Sgt. Pepper’s Lonely Hearts Club Band devient la déclaration de facto concernant la progression des Beatles. Les mondes de l’avante-grade, du music-hall, de la musique de carnaval à l’ancienne, de la musique classique indienne, du rock, de la pop et de tout autre chose peuvent trouver leur place dans les compositions du groupe. Quel que soit le degré d’extrapolation, le groupe s’assure que tout son matériel continue à sonner distinctement comme lui-même, même lorsqu’il se fait passer pour un autre groupe. Les bruits étranges et les sons bizarres étaient saisis, et lorsque les opportunités se présentaient, le groupe savait quand en profiter.

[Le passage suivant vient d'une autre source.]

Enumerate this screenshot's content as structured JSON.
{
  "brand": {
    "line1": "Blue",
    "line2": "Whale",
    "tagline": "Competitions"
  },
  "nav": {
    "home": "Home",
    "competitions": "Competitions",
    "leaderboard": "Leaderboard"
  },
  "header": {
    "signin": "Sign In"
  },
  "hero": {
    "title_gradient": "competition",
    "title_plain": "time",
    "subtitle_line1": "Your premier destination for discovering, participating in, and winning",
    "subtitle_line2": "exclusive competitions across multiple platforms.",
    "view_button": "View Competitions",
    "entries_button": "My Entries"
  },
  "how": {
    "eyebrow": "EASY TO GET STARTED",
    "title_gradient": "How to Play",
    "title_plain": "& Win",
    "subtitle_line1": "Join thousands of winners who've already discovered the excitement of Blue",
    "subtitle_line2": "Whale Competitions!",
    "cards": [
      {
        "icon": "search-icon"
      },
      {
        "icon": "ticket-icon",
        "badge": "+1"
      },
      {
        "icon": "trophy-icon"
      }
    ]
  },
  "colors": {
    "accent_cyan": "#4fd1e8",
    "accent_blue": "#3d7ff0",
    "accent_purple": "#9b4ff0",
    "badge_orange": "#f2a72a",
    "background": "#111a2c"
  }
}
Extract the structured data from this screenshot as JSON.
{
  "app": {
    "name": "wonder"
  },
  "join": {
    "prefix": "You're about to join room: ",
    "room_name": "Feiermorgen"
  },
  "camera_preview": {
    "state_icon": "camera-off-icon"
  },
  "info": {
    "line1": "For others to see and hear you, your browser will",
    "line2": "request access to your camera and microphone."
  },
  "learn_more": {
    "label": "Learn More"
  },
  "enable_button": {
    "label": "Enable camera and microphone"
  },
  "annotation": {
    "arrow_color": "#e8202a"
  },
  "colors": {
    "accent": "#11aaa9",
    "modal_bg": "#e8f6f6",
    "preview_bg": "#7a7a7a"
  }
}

« Une des choses à propos des Beatles est que nous remarquions les accidents. Puis nous avons agi en conséquence », explique Paul McCartney dans The Lyrics : 1956 to the Present. « Quand nous avions une cassette qui passait à l’envers par accident, nous nous arrêtions et nous disions : « Qu’est-ce que c’est ? », beaucoup d’autres personnes se disaient : « Oh mon Dieu, c’est quoi ce fichu bruit ? ». Mais nous avons toujours aimé être déroutés par ces idées. »
Ainsi, lorsque Paul McCartney rentrait en Angleterre après avoir passé quelques jours en Amérique avec sa petite amie Jane Asher, un commentaire innocent du roadie Mal Evans et un peu de mauvaise communication ont fleuri en quelque chose de plus grand et de plus impactant. Sur le chemin du retour, j’étais avec notre roadie Mal Evans, et dans l’avion, il m’a dit : « Tu me passes le sel et le poivre ? » Je l’ai mal entendu et j’ai répondu : « Quoi ? Sergeant Pepper ? »

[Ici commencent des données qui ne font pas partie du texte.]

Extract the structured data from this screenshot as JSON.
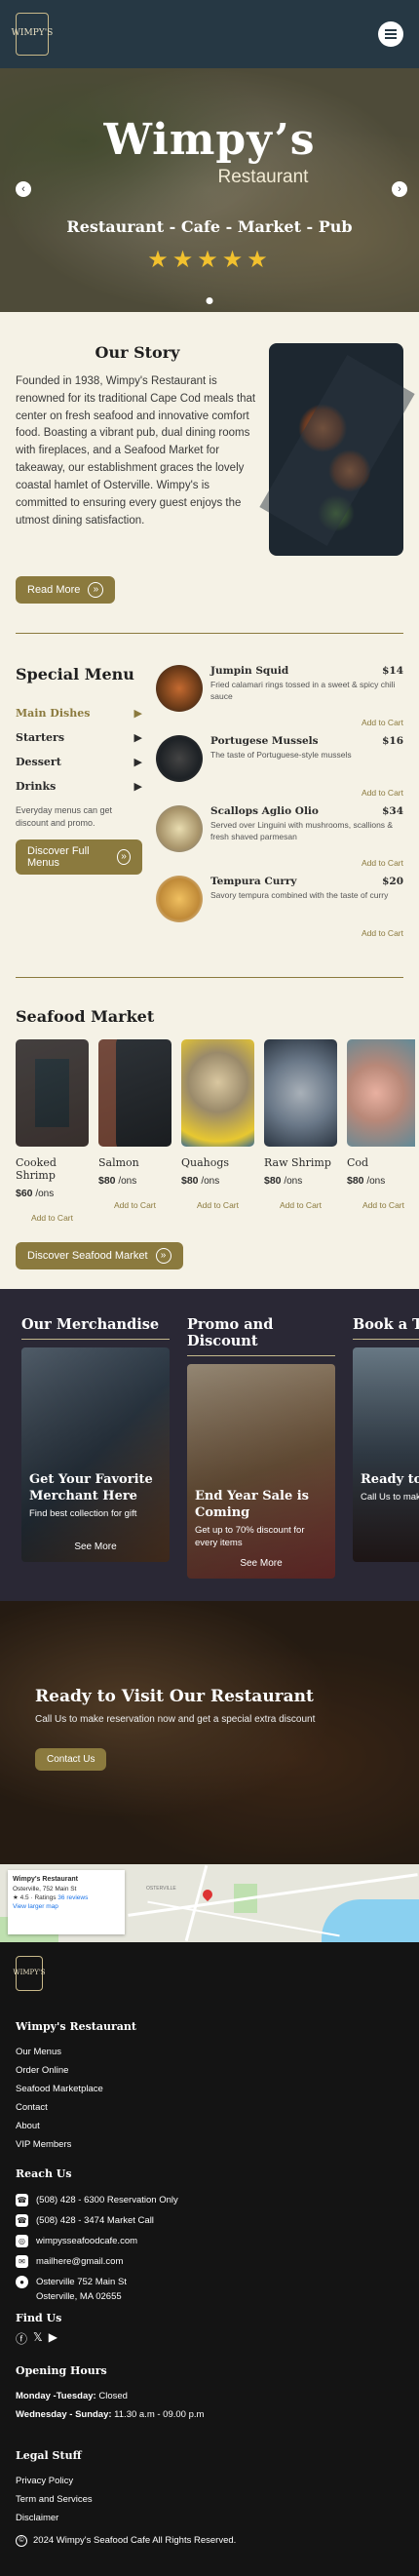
{
  "header": {
    "logo_text": "WIMPY'S",
    "menu_icon": "hamburger-icon"
  },
  "hero": {
    "title": "Wimpy’s",
    "subtitle": "Restaurant",
    "tagline": "Restaurant - Cafe - Market - Pub",
    "stars": "★★★★★",
    "prev": "‹",
    "next": "›"
  },
  "story": {
    "title": "Our Story",
    "text": "Founded in 1938, Wimpy's Restaurant is renowned for its traditional Cape Cod meals that center on fresh seafood and innovative comfort food. Boasting a vibrant pub, dual dining rooms with fireplaces, and a Seafood Market for takeaway, our establishment graces the lovely coastal hamlet of Osterville. Wimpy's is committed to ensuring every guest enjoys the utmost dining satisfaction.",
    "button": "Read More"
  },
  "menu": {
    "title": "Special Menu",
    "categories": [
      "Main Dishes",
      "Starters",
      "Dessert",
      "Drinks"
    ],
    "note": "Everyday menus can get discount and promo.",
    "button": "Discover Full Menus",
    "add_label": "Add to Cart",
    "dishes": [
      {
        "name": "Jumpin Squid",
        "price": "$14",
        "desc": "Fried calamari rings tossed in a sweet & spicy chili sauce"
      },
      {
        "name": "Portugese Mussels",
        "price": "$16",
        "desc": "The taste of Portuguese-style mussels"
      },
      {
        "name": "Scallops Aglio Olio",
        "price": "$34",
        "desc": "Served over Linguini with mushrooms, scallions & fresh shaved parmesan"
      },
      {
        "name": "Tempura Curry",
        "price": "$20",
        "desc": "Savory tempura combined with the taste of curry"
      }
    ]
  },
  "market": {
    "title": "Seafood Market",
    "button": "Discover Seafood Market",
    "add_label": "Add to Cart",
    "unit": "/ons",
    "products": [
      {
        "name": "Cooked Shrimp",
        "price": "$60"
      },
      {
        "name": "Salmon",
        "price": "$80"
      },
      {
        "name": "Quahogs",
        "price": "$80"
      },
      {
        "name": "Raw Shrimp",
        "price": "$80"
      },
      {
        "name": "Cod",
        "price": "$80"
      }
    ]
  },
  "promo": {
    "columns": [
      {
        "heading": "Our Merchandise",
        "card_title": "Get Your Favorite Merchant Here",
        "card_text": "Find best collection for gift",
        "link": "See More"
      },
      {
        "heading": "Promo and Discount",
        "card_title": "End Year Sale is Coming",
        "card_text": "Get up to 70% discount for every items",
        "link": "See More"
      },
      {
        "heading": "Book a Ta",
        "card_title": "Ready to J",
        "card_text": "Call Us to make Get an extra di",
        "link": "S"
      }
    ]
  },
  "visit": {
    "title": "Ready to Visit Our Restaurant",
    "text": "Call Us to make reservation now and get a special extra discount",
    "button": "Contact Us"
  },
  "map": {
    "place": "Wimpy's Restaurant",
    "address": "Osterville, 752 Main St",
    "rating": "4.5",
    "ratings_label": "★ 4.5 · Ratings",
    "reviews": "36 reviews",
    "larger_link": "View larger map",
    "label_osterville": "OSTERVILLE"
  },
  "footer": {
    "logo_text": "WIMPY'S",
    "brand_heading": "Wimpy's Restaurant",
    "links": [
      "Our Menus",
      "Order Online",
      "Seafood Marketplace",
      "Contact",
      "About",
      "VIP Members"
    ],
    "reach_heading": "Reach Us",
    "contacts": [
      {
        "icon": "phone-icon",
        "glyph": "☎",
        "text": "(508) 428 - 6300 Reservation Only"
      },
      {
        "icon": "phone-icon",
        "glyph": "☎",
        "text": "(508) 428 - 3474 Market Call"
      },
      {
        "icon": "globe-icon",
        "glyph": "◎",
        "text": "wimpysseafoodcafe.com"
      },
      {
        "icon": "mail-icon",
        "glyph": "✉",
        "text": "mailhere@gmail.com"
      },
      {
        "icon": "location-icon",
        "glyph": "●",
        "text": "Osterville 752 Main St\nOsterville, MA 02655"
      }
    ],
    "find_heading": "Find Us",
    "hours_heading": "Opening Hours",
    "hours": [
      {
        "day": "Monday -Tuesday:",
        "time": " Closed"
      },
      {
        "day": "Wednesday - Sunday:",
        "time": " 11.30 a.m - 09.00 p.m"
      }
    ],
    "legal_heading": "Legal Stuff",
    "legal": [
      "Privacy Policy",
      "Term and Services",
      "Disclaimer"
    ],
    "copyright": "2024 Wimpy's Seafood Cafe All Rights Reserved."
  },
  "colors": {
    "accent": "#8b7a3e",
    "header": "#263844",
    "dark": "#2a2835",
    "footer": "#141414",
    "background": "#f5f2e6"
  }
}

L’impulsion pour le prochain projet du groupe est soudainement apparue à McCartney, y compris une solution de rechange à la récente décision du groupe d’arrêter les tournées. « L’idée était que nous ferions des disques, et que le disque partirait en tournée », a-t-il dit. « Nous avions entendu une fois qu’Elvis Presley avait envoyé sa Cadillac plaquée or en tournée, et nous avons pensé que c’était tout simplement génial. Alors on s’est dit : « On va faire un disque, et ce sera notre Cadillac en or ».
D’un seul coup, McCartney avait imaginé le concept de l’album, la pochette du disque et la chanson-titre qui allait présenter le nouveau groupe au monde. Et tout cela grâce au commentaire de Mal Evans que McCartney avait mal entendu.